Starlight Express Pearl
Musical

Starlight Express und die rosa Perücke

7. August 2018

Anlässlich seines 30. Geburtstages hat das Musical Starlight Express eine Rundumerneuerung erhalten. Vieles überzeugt, manches missfällt. Besonders die Sache mit der rosa Perücke.

Zugegeben: Mit Veränderungen tue ich mich manchmal schwer. Grundsätzlich bieten sie natürlich die Chance, ein Stück lebendig zu halten und natürlich kann man die Aufführungspraxis großer Produktionen wie Das Phantom der Oper oder Les Misérables kritisieren, wo jeder Schritt und jede Geste seit der Uraufführung genau festgelegt ist und nicht verändert werden darf. Jedoch: Warum etwas ändern, wenn es einfach gut ist?

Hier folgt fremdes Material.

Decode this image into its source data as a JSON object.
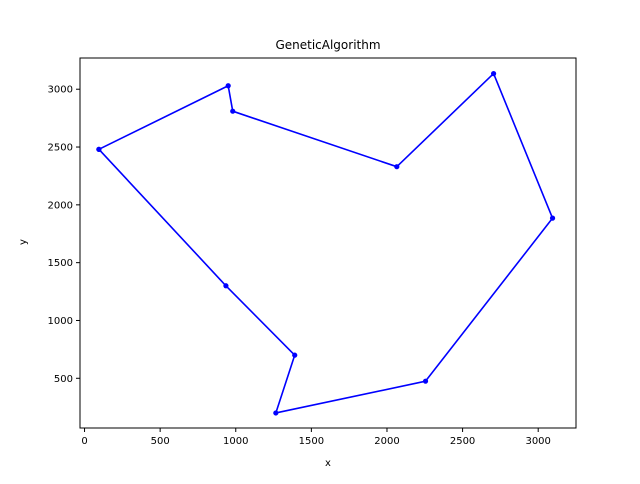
{
  "chart_data": {
    "type": "line",
    "title": "GeneticAlgorithm",
    "xlabel": "x",
    "ylabel": "y",
    "xlim": [
      -30,
      3250
    ],
    "ylim": [
      70,
      3270
    ],
    "xticks": [
      0,
      500,
      1000,
      1500,
      2000,
      2500,
      3000
    ],
    "yticks": [
      500,
      1000,
      1500,
      2000,
      2500,
      3000
    ],
    "grid": false,
    "colors": {
      "line": "#0000ff",
      "marker": "#0000ff",
      "axes": "#000000",
      "background": "#ffffff"
    },
    "series": [
      {
        "points": [
          {
            "x": 95,
            "y": 2480
          },
          {
            "x": 950,
            "y": 3030
          },
          {
            "x": 980,
            "y": 2810
          },
          {
            "x": 2065,
            "y": 2330
          },
          {
            "x": 2705,
            "y": 3135
          },
          {
            "x": 3095,
            "y": 1885
          },
          {
            "x": 2255,
            "y": 475
          },
          {
            "x": 1265,
            "y": 200
          },
          {
            "x": 1390,
            "y": 700
          },
          {
            "x": 935,
            "y": 1300
          },
          {
            "x": 95,
            "y": 2480
          }
        ]
      }
    ]
  }
}
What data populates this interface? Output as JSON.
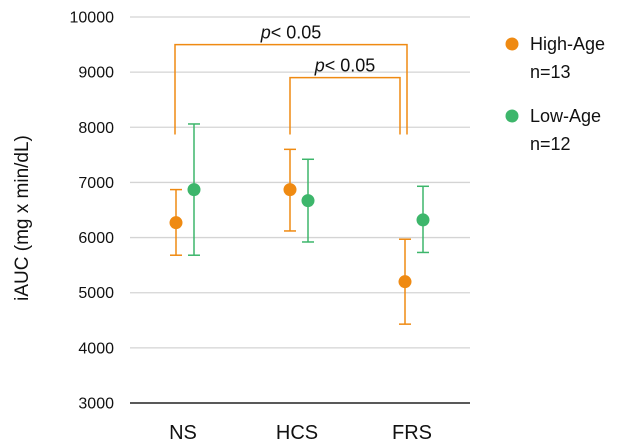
{
  "chart_data": {
    "type": "scatter",
    "title": "",
    "xlabel": "",
    "ylabel": "iAUC (mg x min/dL)",
    "ylim": [
      3000,
      10000
    ],
    "yticks": [
      3000,
      4000,
      5000,
      6000,
      7000,
      8000,
      9000,
      10000
    ],
    "ytick_labels": [
      "3000",
      "4000",
      "5000",
      "6000",
      "7000",
      "8000",
      "9000",
      "10000"
    ],
    "grid": true,
    "legend_position": "right",
    "categories": [
      "NS",
      "HCS",
      "FRS"
    ],
    "series": [
      {
        "name": "High-Age",
        "legend_line2": "n=13",
        "color": "#EF8A12",
        "values": [
          6270,
          6870,
          5200
        ],
        "err_low": [
          5680,
          6120,
          4430
        ],
        "err_high": [
          6870,
          7600,
          5970
        ]
      },
      {
        "name": "Low-Age",
        "legend_line2": "n=12",
        "color": "#3DB66B",
        "values": [
          6870,
          6670,
          6320
        ],
        "err_low": [
          5680,
          5920,
          5730
        ],
        "err_high": [
          8060,
          7420,
          6930
        ]
      }
    ],
    "annotations": [
      {
        "prefix": "p",
        "text": "< 0.05",
        "from": "NS",
        "to": "FRS",
        "y": 9500,
        "drop_to": 7870
      },
      {
        "prefix": "p",
        "text": "< 0.05",
        "from": "HCS",
        "to": "FRS",
        "y": 8900,
        "drop_to": 7870
      }
    ]
  }
}
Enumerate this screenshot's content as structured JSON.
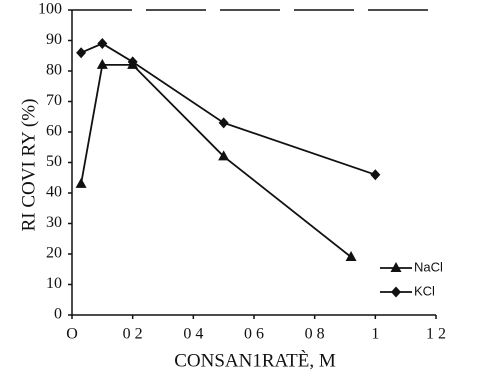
{
  "chart_data": {
    "type": "line",
    "xlabel": "CONSAN1RATÈ, M",
    "ylabel": "RI COVI RY (%)",
    "xlim": [
      0,
      1.2
    ],
    "ylim": [
      0,
      100
    ],
    "xticks": [
      {
        "value": 0,
        "label": "O"
      },
      {
        "value": 0.2,
        "label": "0 2"
      },
      {
        "value": 0.4,
        "label": "0 4"
      },
      {
        "value": 0.6,
        "label": "0 6"
      },
      {
        "value": 0.8,
        "label": "0 8"
      },
      1,
      {
        "value": 1.2,
        "label": "1 2"
      }
    ],
    "yticks": [
      0,
      10,
      20,
      30,
      40,
      50,
      60,
      70,
      80,
      90,
      100
    ],
    "series": [
      {
        "name": "NaCl",
        "color": "#111111",
        "marker": "triangle",
        "x": [
          0.03,
          0.1,
          0.2,
          0.5,
          0.92
        ],
        "values": [
          43,
          82,
          82,
          52,
          19
        ]
      },
      {
        "name": "KCl",
        "color": "#111111",
        "marker": "diamond",
        "x": [
          0.03,
          0.1,
          0.2,
          0.5,
          1.0
        ],
        "values": [
          86,
          89,
          83,
          63,
          46
        ]
      }
    ]
  }
}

Starlight Express: Nostalgie und Kindheitserinnerungen

Starlight Express ist das Musical meiner Kindheit, das Stück, auf dem meine Begeisterung für dieses Genre fußt und das für mich mit viel Nostalgie verbunden ist. Allein deswegen sah ich den angekündigten Veränderungen – oder besser: der angekündigte Rundumerneuerung sehr skeptisch entgegen.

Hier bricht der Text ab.